Non è una minaccia, è una semplice constatazione. È quello che succederà e non c'è niente da fare.

Quindi in definitiva, fin quando gli adamiti si accoppiavano fra di loro, entro la loro famiglia, la componente genetica Anunnaki permaneva. Questo è anche uno dei motivi per cui le caste reali umane, per tutta la storia dell' uomo, si sposavano tra loro, cercavano di non dissolvere la genetica della loro famiglia, restando sempre puri. Fa parte di un retaggio antichissimo. Nella bibbia tra l'altro anche Abramo era sposato cosa Sarah, sua sorellastra. Persino Enki si accoppiava con sua sorella Ninmah. Non per capriccio, ma per una ragione ben precisa, non corrompere la linea di sangue. 

Con il Diluvio quindi tutto cambia. La durata della vita si riduce drasticamente. Da Noè in poi, gli uomini vivono sempre meno: 600, 400, 200 anni… fino a scendere sotto i 120. E infine a 70 o 80, come recita il Salmo 90. Il Diluvio potrebbe essere interpretato, in chiave speculativa, come una pulizia genetica, un reset biologico.
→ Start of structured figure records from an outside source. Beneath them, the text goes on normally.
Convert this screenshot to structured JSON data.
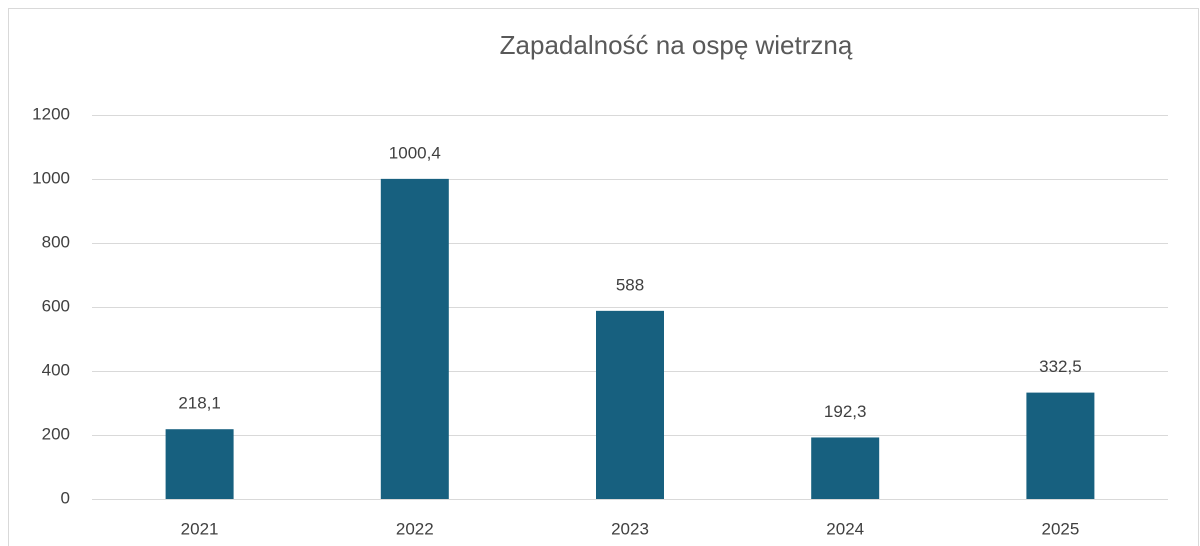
{
  "chart_data": {
    "type": "bar",
    "title": "Zapadalność na ospę wietrzną",
    "categories": [
      "2021",
      "2022",
      "2023",
      "2024",
      "2025"
    ],
    "values": [
      218.1,
      1000.4,
      588,
      192.3,
      332.5
    ],
    "value_labels": [
      "218,1",
      "1000,4",
      "588",
      "192,3",
      "332,5"
    ],
    "color": "#17607f",
    "ylim": [
      0,
      1200
    ],
    "yticks": [
      0,
      200,
      400,
      600,
      800,
      1000,
      1200
    ],
    "grid": true
  }
}
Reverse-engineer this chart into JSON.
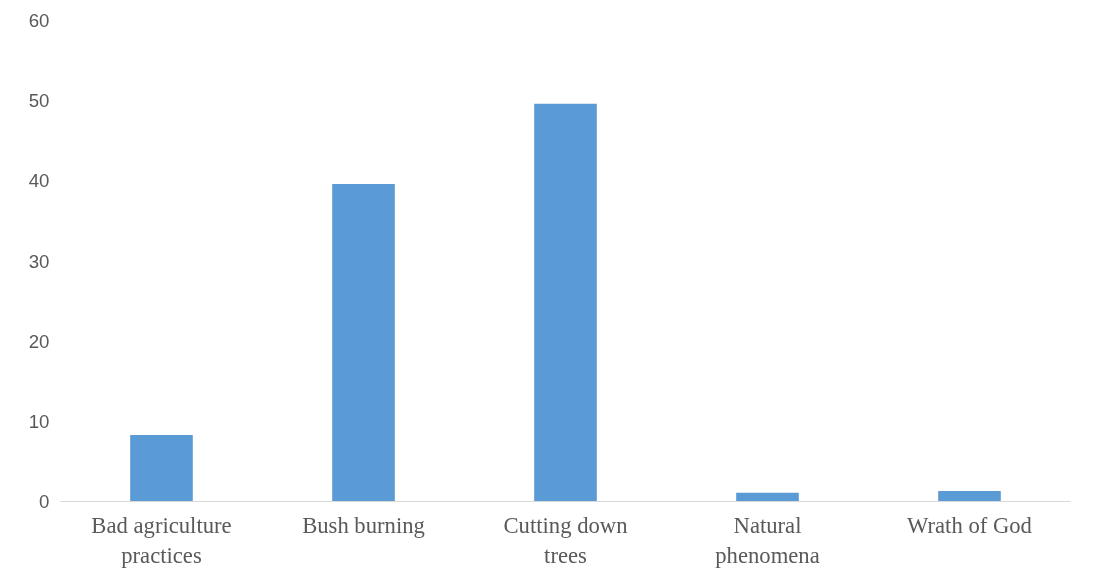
{
  "chart_data": {
    "type": "bar",
    "categories": [
      "Bad agriculture practices",
      "Bush burning",
      "Cutting down trees",
      "Natural phenomena",
      "Wrath of God"
    ],
    "values": [
      8.3,
      39.6,
      49.6,
      1.1,
      1.3
    ],
    "color": "#5b9bd5",
    "ylim": [
      0,
      60
    ],
    "yticks": [
      0,
      10,
      20,
      30,
      40,
      50,
      60
    ],
    "grid": false
  }
}
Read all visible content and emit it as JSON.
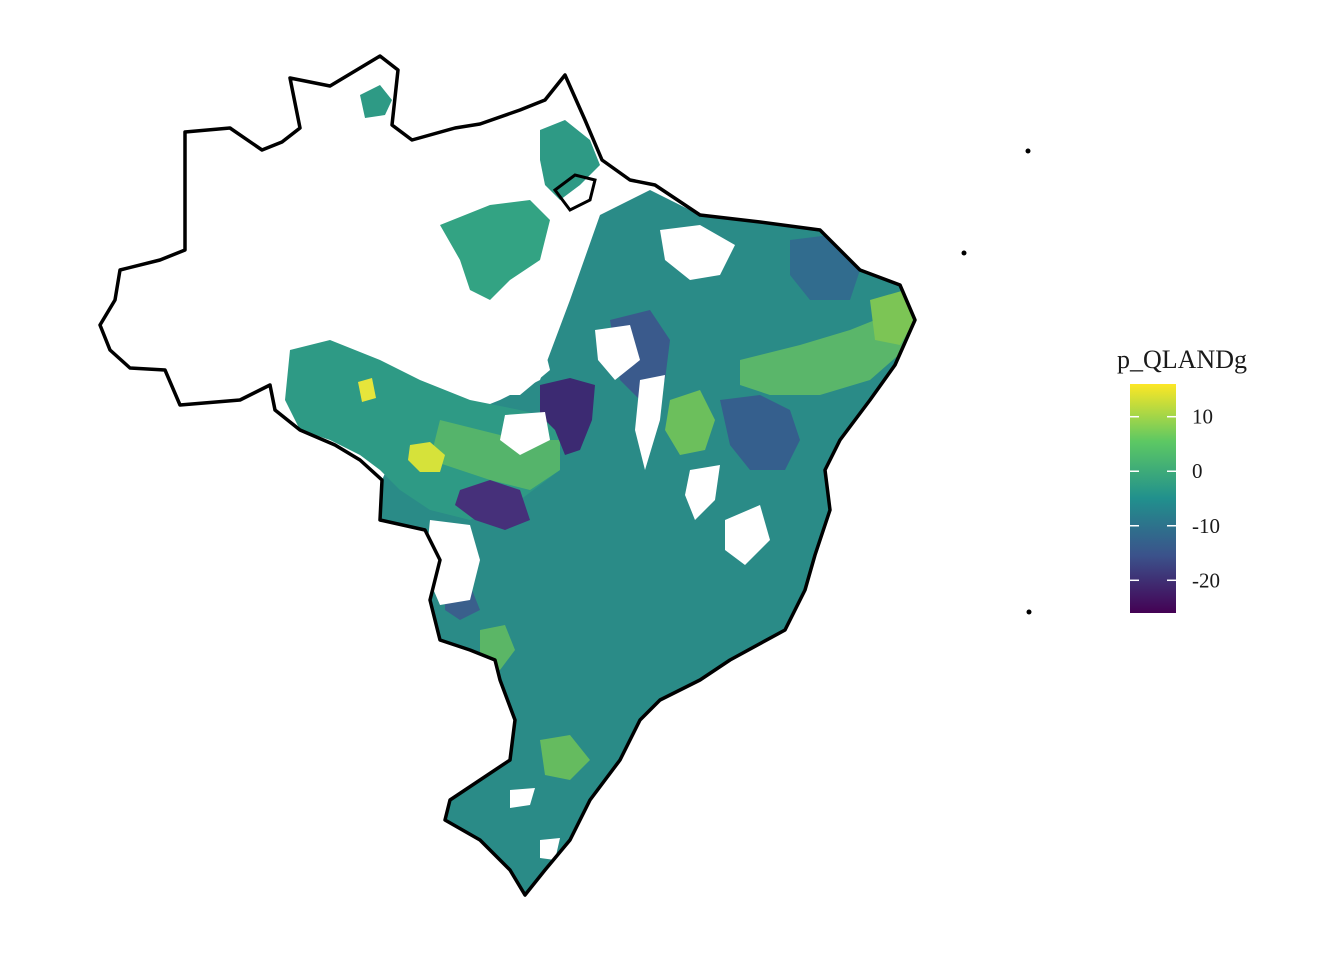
{
  "legend": {
    "title": "p_QLANDg",
    "ticks": [
      {
        "value": 10,
        "label": "10"
      },
      {
        "value": 0,
        "label": "0"
      },
      {
        "value": -10,
        "label": "-10"
      },
      {
        "value": -20,
        "label": "-20"
      }
    ],
    "range": [
      -26,
      16
    ],
    "palette": [
      "#440154",
      "#3b528b",
      "#21908d",
      "#5dc863",
      "#fde725"
    ]
  },
  "colors": {
    "outline": "#000000",
    "background": "#ffffff",
    "no_data": "#ffffff"
  }
}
La rimozione di una linea di sangue indesiderata.

Forse, quella lunga stirpe di patriarchi non era destinata a durare. Forse le loro capacità – mentali, spirituali, genetiche – erano il risultato di un intervento dall’esterno. Un evento catastrofico che non fu soltanto geologico, ma anche biologico, culturale, spirituale. E se la “promessa” della lunga vita fosse stata programmata dentro di noi, ma disattivata, nascosta nel nostro DNA come un codice in attesa di essere riattivato? Numerose scoperte scientifiche recenti confermano che il nostro codice genetico è formato in gran parte da segmenti dormienti, che potrebbero contenere informazioni latenti non ancora comprese. E se una parte di questo codice fosse il retaggio di una civiltà antica, un'eredità dimenticata che un giorno potrà risvegliarsi?

Forse i patriarchi non erano soltanto uomini longevi. Forse erano i custodi di una conoscenza che abbiamo dimenticato, o che ci è stata sottratta. Forse erano il frutto di una stirpe innestata sull’umanità da visitatori venuti da altrove – da un’altra dimensione, da un altro pianeta. E se, come dicono i testi sumeri siamo davvero i figli dimenticati di quegli antichi visitatori che i sumeri chiamavano Anunnaki? E se fossimo il frutto di un esperimento genetico? Sarà incredibile, ma i testi sumeri affermano proprio ciò.  Se queste teorie sembrano ardite, lo sono perché osano fare ciò che la scienza e la religione spesso evitano: porsi la domanda scomoda.

E se gli antichi avessero ragione e avessimo davvero dimenticato chi siamo?